What should the teacher have done instead? Happily, the NYT called ILYBYGTH science-communication guru Dan Kahan. And Professor Kahan told them the obvious truth: Denying science is not about knowledge, it is about identity. When the people in this particular science class responded angrily to the science missionary, it was because they felt attacked, insulted, and condescended to.

Whether you’re Bill Nye, Richard Dawkins, or a classroom science teacher, the lessons have been clear for a long, long time. If we really want people to know and understand climate-change science or evolution, we need to ditch our missionary suppositions. We need to get rid of our assumption that people who don’t agree with us are simply ignorant. Or evil.

Like any teacher worth his or her salt, our first goal should be to get to know our students, to connect with them as people, not to treat them as sadly deficient ignoramuses. If and only if we do that can we ever hope to be trusted enough to talk about sensitive ideological issues.

I’ll say it again: Nothing in this prescription includes watering down science to flatter hostiles. Never would I suggest we skirt controversy in order to keep everyone happy. Rather, the smart play is to recognize our own blundering missionary history.
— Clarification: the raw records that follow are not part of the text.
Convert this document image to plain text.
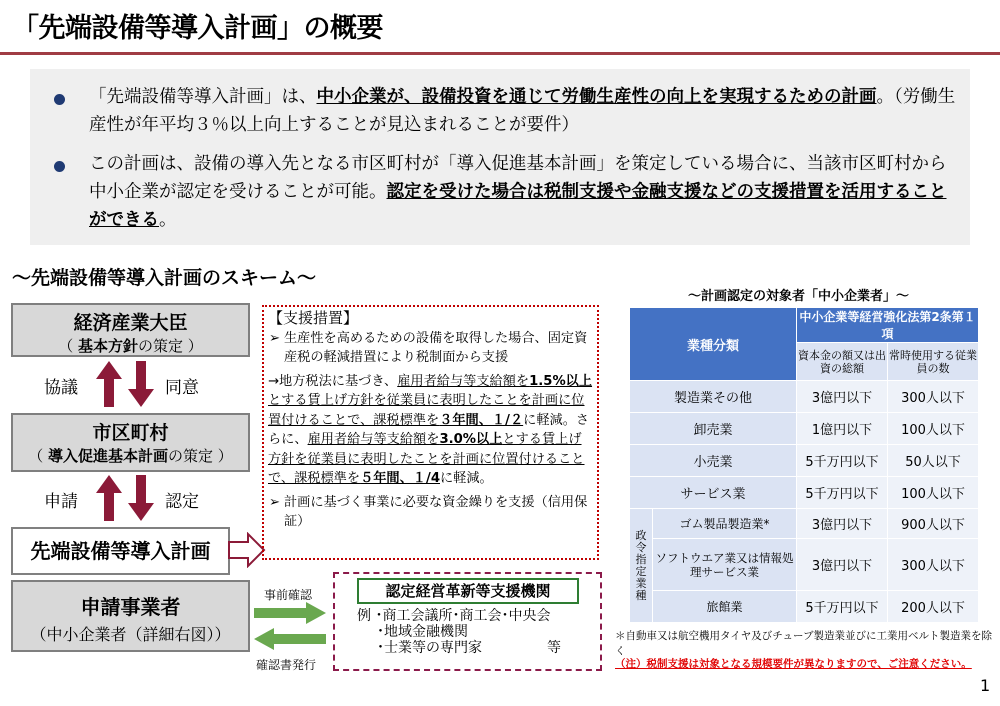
「先端設備等導入計画」の概要
「先端設備等導入計画」は、中小企業が、設備投資を通じて労働生産性の向上を実現するための計画。（労働生産性が年平均３％以上向上することが見込まれることが要件）
この計画は、設備の導入先となる市区町村が「導入促進基本計画」を策定している場合に、当該市区町村から中小企業が認定を受けることが可能。認定を受けた場合は税制支援や金融支援などの支援措置を活用することができる。
～先端設備等導入計画のスキーム～
経済産業大臣
（ 基本方針の策定 ）
協議	同意
市区町村
（ 導入促進基本計画の策定 ）
申請	認定
先端設備等導入計画
申請事業者
（中小企業者（詳細右図））
事前確認
確認書発行

【支援措置】

➢ 生産性を高めるための設備を取得した場合、固定資産税の軽減措置により税制面から支援

→地方税法に基づき、雇用者給与等支給額を1.5%以上とする賃上げ方針を従業員に表明したことを計画に位置付けることで、課税標準を３年間、１/２に軽減。さらに、雇用者給与等支給額を3.0%以上とする賃上げ方針を従業員に表明したことを計画に位置付けることで、課税標準を５年間、１/4に軽減。

➢ 計画に基づく事業に必要な資金繰りを支援（信用保証）

認定経営革新等支援機関
例 ･商工会議所･商工会･中央会
･地域金融機関
･士業等の専門家	等
～計画認定の対象者「中小企業者」～
業種分類		中小企業等経営強化法第2条第１項	
		資本金の額又は出資の総額	常時使用する従業員の数
製造業その他		3億円以下	300人以下
卸売業		1億円以下	100人以下
小売業		5千万円以下	50人以下
サービス業		5千万円以下	100人以下

政令指定業種	ゴム製品製造業*	3億円以下	900人以下
	ソフトウエア業又は情報処理サービス業	3億円以下	300人以下
	旅館業	5千万円以下	200人以下
＊自動車又は航空機用タイヤ及びチューブ製造業並びに工業用ベルト製造業を除く
（注）税制支援は対象となる規模要件が異なりますので、ご注意ください。
1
Instead of plunking down in hostile territory and assuming that locals will rush to embrace our message, we need to take time to understand why people distrust us.

Wrong Not Crazy

Are creationists crazy?  Dumb?  Ignorant?  Guilty of child abuse?
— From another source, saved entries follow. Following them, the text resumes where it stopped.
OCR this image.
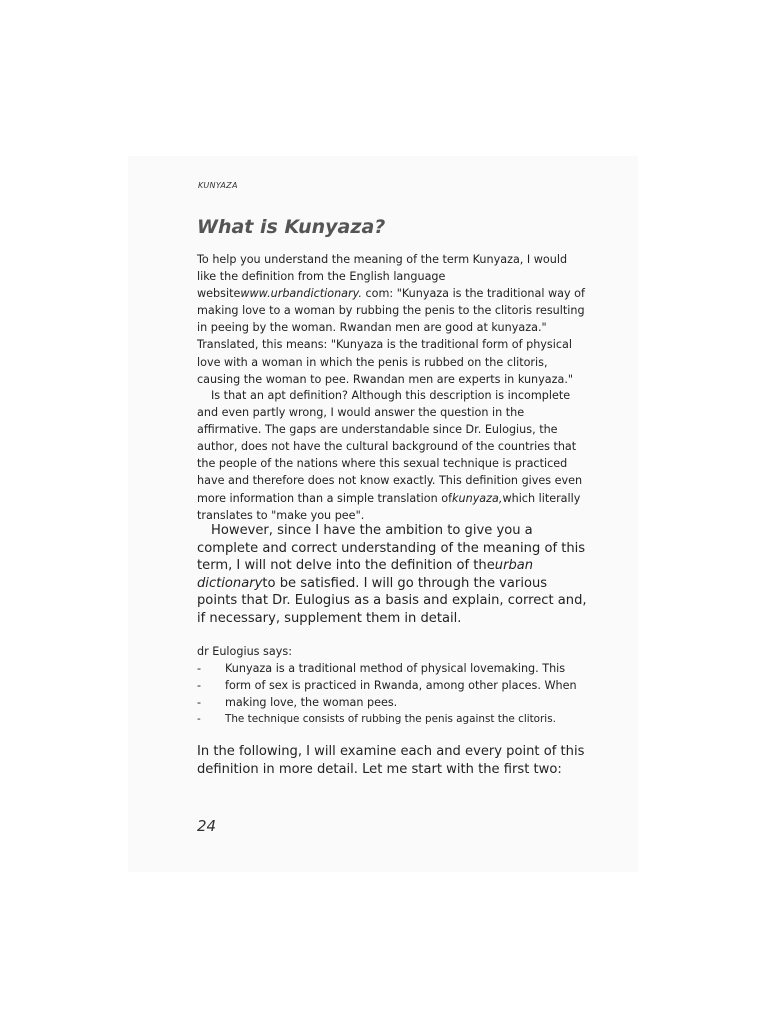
KUNYAZA
What is Kunyaza?

To help you understand the meaning of the term Kunyaza, I would like the definition from the English language websitewww.urbandictionary. com: "Kunyaza is the traditional way of making love to a woman by rubbing the penis to the clitoris resulting in peeing by the woman. Rwandan men are good at kunyaza." Translated, this means: "Kunyaza is the traditional form of physical love with a woman in which the penis is rubbed on the clitoris, causing the woman to pee. Rwandan men are experts in kunyaza."

Is that an apt definition? Although this description is incomplete and even partly wrong, I would answer the question in the affirmative. The gaps are understandable since Dr. Eulogius, the author, does not have the cultural background of the countries that the people of the nations where this sexual technique is practiced have and therefore does not know exactly. This definition gives even more information than a simple translation ofkunyaza,which literally translates to "make you pee".

However, since I have the ambition to give you a complete and correct understanding of the meaning of this term, I will not delve into the definition of theurban dictionaryto be satisfied. I will go through the various points that Dr. Eulogius as a basis and explain, correct and, if necessary, supplement them in detail.

dr Eulogius says:
- Kunyaza is a traditional method of physical lovemaking. This
- form of sex is practiced in Rwanda, among other places. When
- making love, the woman pees.
- The technique consists of rubbing the penis against the clitoris.

In the following, I will examine each and every point of this definition in more detail. Let me start with the first two:

24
Of course, some creationists might be all or any of those things.  But in spite of the overheated accusations of some science advocates, creationists are not dumb or crazy BECAUSE of their creationism.  More to the point, assuming that creationists can only be crazy stops any authentic attempt to understand creationism.  In the long run, that sort of ignorance on the part of evolution educators hurts the cause of evolution education itself.

This is not a popular thing to say.  Creationists don’t like it because it suggests that many people think of them as idiots.  Many anti-creationists don’t like it because they take the idiocy of creationism as an article of faith.

When I made this simple point in the pages of the Chronicle of Higher Education a few months back, I was called an idiot and worse.

Recently, Josh Rosenau, Policy Director of the National Center for Science Education, emphasized this important idea in a talk to an audience at Santa Clara University.  Rosenau has argued this unpopular position before.

In his recent talk, Rosenau pointed out (minute 15 of the 45-minute video) that “Science Denial” may be wrong, but it is not irrational, nor is it antiscience.  People who do not believe in evolution often know about it.  People who do not believe in evolution have their own consistent, internally logical, socially supported intellectual community.  As Rosenau noted, creationism is often “driven by personal identity and deep, real, important concerns.”

Continuing kudos to Rosenau and the NCSE.  This message is often politically unpalatable, but it is the only way to make progress in these depressingly durable creation/evolution battles.  Name-calling and point-scoring only deepen the culture-war trenches.